The lineup? One that would sell out venues even today, with Circle Jerks, the Vandals and Youth Brigade leading the pack.

Meanwhile, Paul Tollett is quietly thumbing through a well-preserved photo album, the kind with adhesive pages, picked at random from a pile stacked child-high that was sitting shotgun.

"Keith Morris," he says, gesturing to the photo. "From OFF! And Circle Jerks."

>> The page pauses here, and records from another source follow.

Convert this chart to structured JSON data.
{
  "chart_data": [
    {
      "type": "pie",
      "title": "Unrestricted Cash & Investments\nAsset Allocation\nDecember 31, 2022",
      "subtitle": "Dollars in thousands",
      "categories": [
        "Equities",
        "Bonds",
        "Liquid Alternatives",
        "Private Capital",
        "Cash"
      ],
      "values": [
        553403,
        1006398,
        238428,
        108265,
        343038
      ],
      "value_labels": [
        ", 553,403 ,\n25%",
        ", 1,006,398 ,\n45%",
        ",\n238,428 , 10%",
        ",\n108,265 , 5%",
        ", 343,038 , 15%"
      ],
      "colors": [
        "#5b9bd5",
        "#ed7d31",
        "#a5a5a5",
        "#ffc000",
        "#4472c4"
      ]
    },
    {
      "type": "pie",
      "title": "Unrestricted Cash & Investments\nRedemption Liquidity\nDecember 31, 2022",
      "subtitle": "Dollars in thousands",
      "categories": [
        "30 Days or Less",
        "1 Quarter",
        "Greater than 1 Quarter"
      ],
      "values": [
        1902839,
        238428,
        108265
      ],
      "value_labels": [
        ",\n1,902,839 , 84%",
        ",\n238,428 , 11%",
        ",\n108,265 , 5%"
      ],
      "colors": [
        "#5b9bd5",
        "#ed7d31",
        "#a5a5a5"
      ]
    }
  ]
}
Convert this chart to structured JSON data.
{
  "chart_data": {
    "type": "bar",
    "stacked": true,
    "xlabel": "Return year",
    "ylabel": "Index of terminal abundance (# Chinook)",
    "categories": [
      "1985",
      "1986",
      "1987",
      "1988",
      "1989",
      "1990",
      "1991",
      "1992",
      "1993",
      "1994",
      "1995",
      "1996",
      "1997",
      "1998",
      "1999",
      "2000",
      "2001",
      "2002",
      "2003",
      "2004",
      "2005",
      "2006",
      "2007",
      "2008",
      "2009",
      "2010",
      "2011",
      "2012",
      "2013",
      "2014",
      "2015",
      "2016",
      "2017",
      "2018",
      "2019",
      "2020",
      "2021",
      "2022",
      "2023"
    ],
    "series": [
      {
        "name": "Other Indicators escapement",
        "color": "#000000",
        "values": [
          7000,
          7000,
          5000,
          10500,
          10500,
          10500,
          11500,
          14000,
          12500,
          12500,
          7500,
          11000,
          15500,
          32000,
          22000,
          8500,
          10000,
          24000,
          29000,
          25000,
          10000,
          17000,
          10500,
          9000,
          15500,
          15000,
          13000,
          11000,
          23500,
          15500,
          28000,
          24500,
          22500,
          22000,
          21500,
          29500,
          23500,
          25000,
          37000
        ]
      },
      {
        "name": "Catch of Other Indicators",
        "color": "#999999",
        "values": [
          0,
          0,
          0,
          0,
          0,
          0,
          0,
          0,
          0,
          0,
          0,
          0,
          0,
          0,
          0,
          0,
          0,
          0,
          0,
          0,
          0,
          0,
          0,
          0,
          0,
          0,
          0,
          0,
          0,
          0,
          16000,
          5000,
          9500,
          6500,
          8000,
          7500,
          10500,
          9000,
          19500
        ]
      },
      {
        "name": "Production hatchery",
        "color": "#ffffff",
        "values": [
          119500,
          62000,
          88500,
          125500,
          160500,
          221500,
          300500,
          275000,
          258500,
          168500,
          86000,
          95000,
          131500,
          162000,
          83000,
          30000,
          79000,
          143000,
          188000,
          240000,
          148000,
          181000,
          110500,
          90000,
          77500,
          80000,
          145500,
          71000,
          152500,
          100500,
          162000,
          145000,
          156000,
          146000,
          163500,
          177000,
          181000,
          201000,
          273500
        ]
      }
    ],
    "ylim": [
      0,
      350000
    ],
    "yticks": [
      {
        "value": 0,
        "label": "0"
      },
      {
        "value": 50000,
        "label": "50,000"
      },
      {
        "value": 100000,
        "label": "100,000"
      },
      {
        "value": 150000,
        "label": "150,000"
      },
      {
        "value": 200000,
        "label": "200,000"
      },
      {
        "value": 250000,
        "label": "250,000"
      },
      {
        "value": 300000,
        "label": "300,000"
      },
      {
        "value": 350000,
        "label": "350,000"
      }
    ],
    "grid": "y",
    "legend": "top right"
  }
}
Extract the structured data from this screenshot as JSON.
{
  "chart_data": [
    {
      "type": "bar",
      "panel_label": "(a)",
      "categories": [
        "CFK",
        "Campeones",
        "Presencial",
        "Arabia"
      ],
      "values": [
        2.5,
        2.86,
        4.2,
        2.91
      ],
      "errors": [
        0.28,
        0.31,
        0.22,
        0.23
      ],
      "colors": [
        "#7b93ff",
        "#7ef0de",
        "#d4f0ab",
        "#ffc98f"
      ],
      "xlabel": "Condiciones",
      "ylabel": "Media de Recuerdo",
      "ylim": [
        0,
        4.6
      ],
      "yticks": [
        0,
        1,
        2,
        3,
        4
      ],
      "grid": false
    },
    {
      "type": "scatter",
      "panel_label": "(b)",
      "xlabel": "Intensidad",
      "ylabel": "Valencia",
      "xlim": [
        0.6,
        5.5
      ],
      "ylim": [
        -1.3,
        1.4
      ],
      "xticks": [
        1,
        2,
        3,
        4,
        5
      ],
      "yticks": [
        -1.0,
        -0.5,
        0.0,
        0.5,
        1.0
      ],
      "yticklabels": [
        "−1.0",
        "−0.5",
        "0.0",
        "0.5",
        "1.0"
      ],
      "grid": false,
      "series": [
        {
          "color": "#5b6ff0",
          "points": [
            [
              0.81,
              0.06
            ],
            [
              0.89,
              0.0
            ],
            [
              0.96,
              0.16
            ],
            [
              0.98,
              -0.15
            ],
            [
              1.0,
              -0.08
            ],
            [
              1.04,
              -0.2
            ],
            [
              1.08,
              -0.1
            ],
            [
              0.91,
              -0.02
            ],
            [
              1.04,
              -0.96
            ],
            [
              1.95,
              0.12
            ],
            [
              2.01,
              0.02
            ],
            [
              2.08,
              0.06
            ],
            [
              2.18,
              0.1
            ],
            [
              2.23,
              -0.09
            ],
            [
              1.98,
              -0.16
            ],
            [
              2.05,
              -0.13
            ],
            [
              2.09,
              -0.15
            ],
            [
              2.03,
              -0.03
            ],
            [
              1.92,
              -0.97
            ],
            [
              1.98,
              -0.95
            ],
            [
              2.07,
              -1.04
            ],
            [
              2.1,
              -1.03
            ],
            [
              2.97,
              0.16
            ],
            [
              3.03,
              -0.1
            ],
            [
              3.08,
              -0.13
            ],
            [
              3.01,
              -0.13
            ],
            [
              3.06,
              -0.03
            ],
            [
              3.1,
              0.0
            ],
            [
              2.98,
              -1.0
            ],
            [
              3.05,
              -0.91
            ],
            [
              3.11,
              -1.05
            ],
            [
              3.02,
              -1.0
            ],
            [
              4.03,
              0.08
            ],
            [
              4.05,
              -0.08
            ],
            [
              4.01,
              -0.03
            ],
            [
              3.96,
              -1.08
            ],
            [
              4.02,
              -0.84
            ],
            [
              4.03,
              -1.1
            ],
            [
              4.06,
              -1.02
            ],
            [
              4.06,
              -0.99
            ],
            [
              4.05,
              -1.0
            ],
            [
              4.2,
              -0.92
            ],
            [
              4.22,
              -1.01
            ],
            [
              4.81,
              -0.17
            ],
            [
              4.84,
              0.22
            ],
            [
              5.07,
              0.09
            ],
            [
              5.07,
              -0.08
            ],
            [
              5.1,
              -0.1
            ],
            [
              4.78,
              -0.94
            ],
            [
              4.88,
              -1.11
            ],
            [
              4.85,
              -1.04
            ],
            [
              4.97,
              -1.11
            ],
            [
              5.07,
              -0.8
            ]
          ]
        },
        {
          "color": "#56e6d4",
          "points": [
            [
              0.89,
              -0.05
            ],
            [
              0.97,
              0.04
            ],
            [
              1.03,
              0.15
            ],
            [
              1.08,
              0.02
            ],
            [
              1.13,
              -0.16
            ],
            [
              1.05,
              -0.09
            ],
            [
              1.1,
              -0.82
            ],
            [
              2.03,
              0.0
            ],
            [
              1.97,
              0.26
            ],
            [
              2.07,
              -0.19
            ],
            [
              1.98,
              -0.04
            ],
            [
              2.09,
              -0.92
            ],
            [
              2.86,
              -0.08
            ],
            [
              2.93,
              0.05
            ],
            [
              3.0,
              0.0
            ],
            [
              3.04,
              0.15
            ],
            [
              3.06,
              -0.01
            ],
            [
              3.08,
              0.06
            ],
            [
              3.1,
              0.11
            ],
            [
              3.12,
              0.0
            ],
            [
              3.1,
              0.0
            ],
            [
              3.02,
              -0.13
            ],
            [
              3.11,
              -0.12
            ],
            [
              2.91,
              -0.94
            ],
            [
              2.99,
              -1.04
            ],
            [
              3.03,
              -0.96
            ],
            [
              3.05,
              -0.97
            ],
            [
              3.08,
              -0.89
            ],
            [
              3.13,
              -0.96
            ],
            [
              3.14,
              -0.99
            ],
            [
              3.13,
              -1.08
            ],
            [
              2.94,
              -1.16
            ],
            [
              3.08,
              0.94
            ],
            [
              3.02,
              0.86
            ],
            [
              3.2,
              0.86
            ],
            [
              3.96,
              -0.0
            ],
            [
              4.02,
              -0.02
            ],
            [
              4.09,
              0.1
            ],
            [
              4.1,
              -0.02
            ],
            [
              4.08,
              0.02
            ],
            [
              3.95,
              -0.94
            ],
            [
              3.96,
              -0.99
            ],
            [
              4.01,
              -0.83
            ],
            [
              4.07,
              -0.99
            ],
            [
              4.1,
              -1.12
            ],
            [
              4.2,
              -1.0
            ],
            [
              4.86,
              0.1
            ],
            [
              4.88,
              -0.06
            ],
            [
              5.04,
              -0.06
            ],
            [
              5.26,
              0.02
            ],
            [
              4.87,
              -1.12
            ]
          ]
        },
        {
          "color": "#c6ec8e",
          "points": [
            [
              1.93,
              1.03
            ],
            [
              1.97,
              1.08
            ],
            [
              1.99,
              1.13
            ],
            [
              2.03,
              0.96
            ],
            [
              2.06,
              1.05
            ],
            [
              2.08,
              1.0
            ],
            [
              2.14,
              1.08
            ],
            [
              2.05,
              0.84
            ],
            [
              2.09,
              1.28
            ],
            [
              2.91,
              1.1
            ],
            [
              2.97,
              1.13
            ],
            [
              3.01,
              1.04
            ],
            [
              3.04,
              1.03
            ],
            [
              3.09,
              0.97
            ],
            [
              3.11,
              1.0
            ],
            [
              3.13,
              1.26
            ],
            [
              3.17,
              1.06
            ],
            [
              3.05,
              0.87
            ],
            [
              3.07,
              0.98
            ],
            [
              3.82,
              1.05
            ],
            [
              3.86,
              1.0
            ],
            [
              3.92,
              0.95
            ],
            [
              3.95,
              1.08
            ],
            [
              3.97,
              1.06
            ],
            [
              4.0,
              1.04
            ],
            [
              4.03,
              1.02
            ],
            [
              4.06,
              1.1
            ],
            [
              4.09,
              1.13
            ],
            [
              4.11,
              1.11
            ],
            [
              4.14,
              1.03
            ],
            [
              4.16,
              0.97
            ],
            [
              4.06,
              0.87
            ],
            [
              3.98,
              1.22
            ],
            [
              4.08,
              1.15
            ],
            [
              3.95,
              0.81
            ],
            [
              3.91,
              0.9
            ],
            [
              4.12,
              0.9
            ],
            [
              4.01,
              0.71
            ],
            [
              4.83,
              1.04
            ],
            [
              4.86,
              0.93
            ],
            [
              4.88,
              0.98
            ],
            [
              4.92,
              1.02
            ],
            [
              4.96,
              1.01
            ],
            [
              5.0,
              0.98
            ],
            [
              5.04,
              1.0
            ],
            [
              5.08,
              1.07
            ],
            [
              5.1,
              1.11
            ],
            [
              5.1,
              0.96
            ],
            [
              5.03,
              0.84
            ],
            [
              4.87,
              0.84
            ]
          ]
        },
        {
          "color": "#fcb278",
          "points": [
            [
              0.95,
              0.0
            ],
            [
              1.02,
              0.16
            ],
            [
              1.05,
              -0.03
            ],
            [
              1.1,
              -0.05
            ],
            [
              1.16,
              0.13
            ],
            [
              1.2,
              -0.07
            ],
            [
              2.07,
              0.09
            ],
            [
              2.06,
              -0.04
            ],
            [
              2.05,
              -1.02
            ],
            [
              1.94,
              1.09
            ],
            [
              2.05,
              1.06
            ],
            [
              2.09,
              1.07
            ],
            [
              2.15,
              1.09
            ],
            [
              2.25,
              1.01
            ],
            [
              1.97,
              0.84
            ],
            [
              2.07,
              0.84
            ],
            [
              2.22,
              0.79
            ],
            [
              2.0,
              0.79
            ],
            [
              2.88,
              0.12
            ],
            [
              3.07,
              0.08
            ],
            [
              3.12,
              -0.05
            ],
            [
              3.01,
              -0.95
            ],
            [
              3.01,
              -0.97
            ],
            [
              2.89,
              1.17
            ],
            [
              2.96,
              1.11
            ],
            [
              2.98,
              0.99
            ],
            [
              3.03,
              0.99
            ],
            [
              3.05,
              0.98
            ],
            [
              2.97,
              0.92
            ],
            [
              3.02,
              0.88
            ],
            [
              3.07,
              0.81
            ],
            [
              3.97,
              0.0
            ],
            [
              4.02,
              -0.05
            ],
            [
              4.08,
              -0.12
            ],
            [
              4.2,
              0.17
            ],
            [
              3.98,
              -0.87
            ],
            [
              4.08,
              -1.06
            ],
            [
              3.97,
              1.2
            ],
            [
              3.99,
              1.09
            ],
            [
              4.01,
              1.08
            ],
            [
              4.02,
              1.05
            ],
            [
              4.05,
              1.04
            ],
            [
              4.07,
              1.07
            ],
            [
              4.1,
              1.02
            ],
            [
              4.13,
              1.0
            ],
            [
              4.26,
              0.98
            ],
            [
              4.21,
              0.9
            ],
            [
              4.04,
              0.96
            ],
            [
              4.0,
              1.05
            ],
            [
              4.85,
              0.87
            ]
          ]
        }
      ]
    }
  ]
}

"Oh, look at this one!" Tovar exclaims, unfurling another oversized poster. "Remember Melody Dance Center?"

 

Another poster unraveled: "Oh, here's another one . . . the Damned."

 

And another: Fishbone, Bad Manners at Fender's Ballroom. Long Beach.

 

Another: "FUCK OFF, WANKERS!" is scrawled at the top.

 

"A show with a message," Tollett says.

 

"Who did Public Enemy?"

 

"That was March of '88," Tovar answers. "Or do you mean the [Santa Monica] Civic one?"

 

"N.W.A was at the Palladium; that was '87. That was their debut."

 

"Their debut? Huh."

 

The sun is just starting to dip below the buildings of downtown Long Beach, and the men are only beginning to reminisce. Tovar wears a freshly pressed, blue dress shirt over a white crew T-shirt. Jeans, dark wraparound sunglasses and a pair of black Docs top it off. He's the founder of Goldenvoice Productions, the wildly influential Southern California concert-promotions company. With roots long-steeped in punk, Tovar and Goldenvoice helped usher the genre from small clubs scattered throughout the suburbs into all-ages, large-capacity venues such as the Palladium and the Olympic.

 

Tovar spent seven years in prison on charges of drug distribution and left Goldenvoice in the very capable hands of employees Tollett and Rick Van Santen. While the subsequent years weren't exactly the smoothest ones for the company, two decades and a little something called the Coachella Music and Arts Festival later, it has secured its reputation for gathering the best, most innovative artists together for bills that span from intimate clubs to Imperial Valley polo fields.

And this weekend, Goldenvoice celebrates 30 years of riots, organized mayhem and beautiful music over three days with a lineup straight from the early years of the company.

"There were many bands Goldenvoice helped along through the years," Tovar explains. "But this is a festival to help celebrate the bands who made Goldenvoice."